A contratação de Bill Condon (“Deuses e Monstros”, “Dreamgirls”) para dirigir os dois segmentos finais da história foi uma tentativa de dar mais consistência aos filmes. Cineasta experiente, Condon colocou ordem na casa – a primeira parte do fim está acima das realizações anteriores. Ainda assim, o grande obstáculo continua sendo a origem de tudo: os livros de madame Meyer.


“Amanhecer – Parte 1″ mostra o resultado da escolha de Bella Swan (Kristen Stewart) entre Edward Cullen (Robert Pattinson) e Jacob Black (Taylor Lautner). Os principais momentos do filme, o casamento e a lua-de-mel no Brasil, com quase 20 minutos de imagens rodadas no país, mostram a consumação do amor da jovem protagonista e as consequências da miscigenação entre uma humana e um vampiro.
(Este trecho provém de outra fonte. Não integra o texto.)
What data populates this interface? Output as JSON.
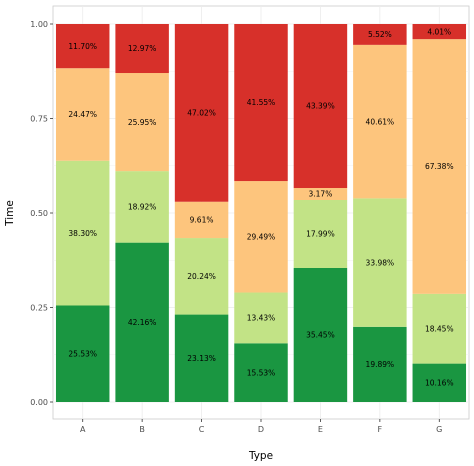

Sem falar nos efeitos colaterais que abalam a trégua entre vampiros e a matilha de lobisomens.

A gravidez de Bella e a recusa do casal em transformá-la em vampira surge como um grande problema, que conta com a cumplicidade do reticente Jacob, dividido entre o amor não correspondido e a lealdade à matilha, para resolver o nó. Esse é o gancho para o grande final esperado e antecipado pelos fãs.
Não se pode condenar o trio de atores principais e o numeroso elenco secundário por suas atuações. A maior parte deles faz o que pode para dar alguma consistência aos personagens, especialmente os vampiros, que carregam a tosca maquiagem branca que os torna pálidos.
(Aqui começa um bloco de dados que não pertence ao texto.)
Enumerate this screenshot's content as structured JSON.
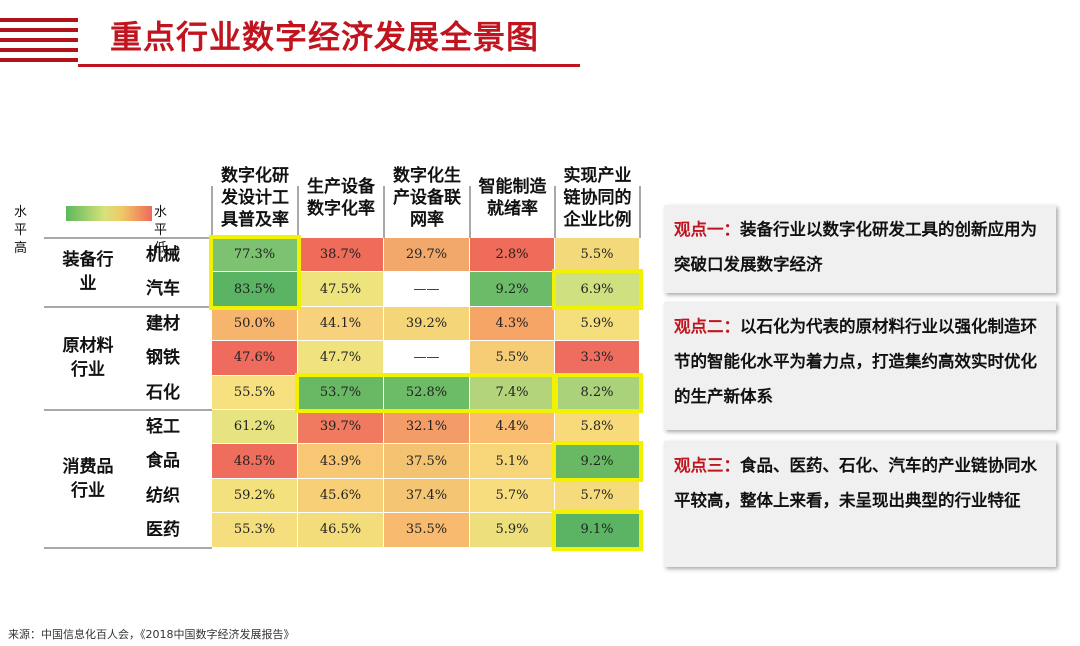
{
  "title": "重点行业数字经济发展全景图",
  "legend": {
    "high": "水平高",
    "low": "水平低",
    "colors": [
      "#5cb85c",
      "#d7e27a",
      "#f0c866",
      "#f06a5a"
    ]
  },
  "chart_data": {
    "type": "table",
    "columns": [
      [
        "数字化研",
        "发设计工",
        "具普及率"
      ],
      [
        "生产设备",
        "数字化率"
      ],
      [
        "数字化生",
        "产设备联",
        "网率"
      ],
      [
        "智能制造",
        "就绪率"
      ],
      [
        "实现产业",
        "链协同的",
        "企业比例"
      ]
    ],
    "groups": [
      {
        "label_lines": [
          "装备行",
          "业"
        ],
        "rows": [
          "机械",
          "汽车"
        ]
      },
      {
        "label_lines": [
          "原材料",
          "行业"
        ],
        "rows": [
          "建材",
          "钢铁",
          "石化"
        ]
      },
      {
        "label_lines": [
          "消费品",
          "行业"
        ],
        "rows": [
          "轻工",
          "食品",
          "纺织",
          "医药"
        ]
      }
    ],
    "rows": [
      {
        "name": "机械",
        "values": [
          "77.3%",
          "38.7%",
          "29.7%",
          "2.8%",
          "5.5%"
        ]
      },
      {
        "name": "汽车",
        "values": [
          "83.5%",
          "47.5%",
          "——",
          "9.2%",
          "6.9%"
        ]
      },
      {
        "name": "建材",
        "values": [
          "50.0%",
          "44.1%",
          "39.2%",
          "4.3%",
          "5.9%"
        ]
      },
      {
        "name": "钢铁",
        "values": [
          "47.6%",
          "47.7%",
          "——",
          "5.5%",
          "3.3%"
        ]
      },
      {
        "name": "石化",
        "values": [
          "55.5%",
          "53.7%",
          "52.8%",
          "7.4%",
          "8.2%"
        ]
      },
      {
        "name": "轻工",
        "values": [
          "61.2%",
          "39.7%",
          "32.1%",
          "4.4%",
          "5.8%"
        ]
      },
      {
        "name": "食品",
        "values": [
          "48.5%",
          "43.9%",
          "37.5%",
          "5.1%",
          "9.2%"
        ]
      },
      {
        "name": "纺织",
        "values": [
          "59.2%",
          "45.6%",
          "37.4%",
          "5.7%",
          "5.7%"
        ]
      },
      {
        "name": "医药",
        "values": [
          "55.3%",
          "46.5%",
          "35.5%",
          "5.9%",
          "9.1%"
        ]
      }
    ],
    "cell_colors": [
      [
        "#7cc271",
        "#ef6c5a",
        "#f2a86a",
        "#ef6c5a",
        "#f3d97a"
      ],
      [
        "#5ab463",
        "#eee47e",
        "#ffffff",
        "#6cbb68",
        "#cfe081"
      ],
      [
        "#f5b56d",
        "#f7d17b",
        "#f4d679",
        "#f6a567",
        "#f5df7d"
      ],
      [
        "#ef6b5d",
        "#f0e37f",
        "#ffffff",
        "#f6cc75",
        "#ee6d5f"
      ],
      [
        "#f6e07f",
        "#69b964",
        "#6cbb66",
        "#b3d47a",
        "#a9d27b"
      ],
      [
        "#e6e380",
        "#ef7a60",
        "#f49c68",
        "#f9bc70",
        "#f8da7b"
      ],
      [
        "#ef6d5d",
        "#f8c773",
        "#f3c372",
        "#f6d678",
        "#69b964"
      ],
      [
        "#f3e17e",
        "#f7cf77",
        "#f4c573",
        "#f7dd7d",
        "#f5db7b"
      ],
      [
        "#f5de7d",
        "#f3dc7a",
        "#f8ba6f",
        "#ecdf7c",
        "#5ab463"
      ]
    ],
    "highlighted_cells": [
      [
        0,
        0
      ],
      [
        1,
        0
      ],
      [
        1,
        4
      ],
      [
        4,
        1
      ],
      [
        4,
        2
      ],
      [
        4,
        3
      ],
      [
        4,
        4
      ],
      [
        6,
        4
      ],
      [
        8,
        4
      ]
    ]
  },
  "viewpoints": [
    {
      "title": "观点一：",
      "text": "装备行业以数字化研发工具的创新应用为突破口发展数字经济"
    },
    {
      "title": "观点二：",
      "text": "以石化为代表的原材料行业以强化制造环节的智能化水平为着力点，打造集约高效实时优化的生产新体系"
    },
    {
      "title": "观点三：",
      "text": "食品、医药、石化、汽车的产业链协同水平较高，整体上来看，未呈现出典型的行业特征"
    }
  ],
  "source": "来源：中国信息化百人会，《2018中国数字经济发展报告》"
}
A metáfora proposta pela saga idealizada por Meyer, uma escritora de crença mórmon, é a manutenção do amor romântico, a abstinência sexual (antes do casamento) e os valores da família. O romantismo é apenas pano de fundo para disseminar entre os jovens a crença – conservadora – de que estamos vivendo um período de liberdades extremas e muita irresponsabilidade. Essa sim uma herança maligna deixada por quase dez anos de conservadorismo tacanho sob a América de Bush Jr.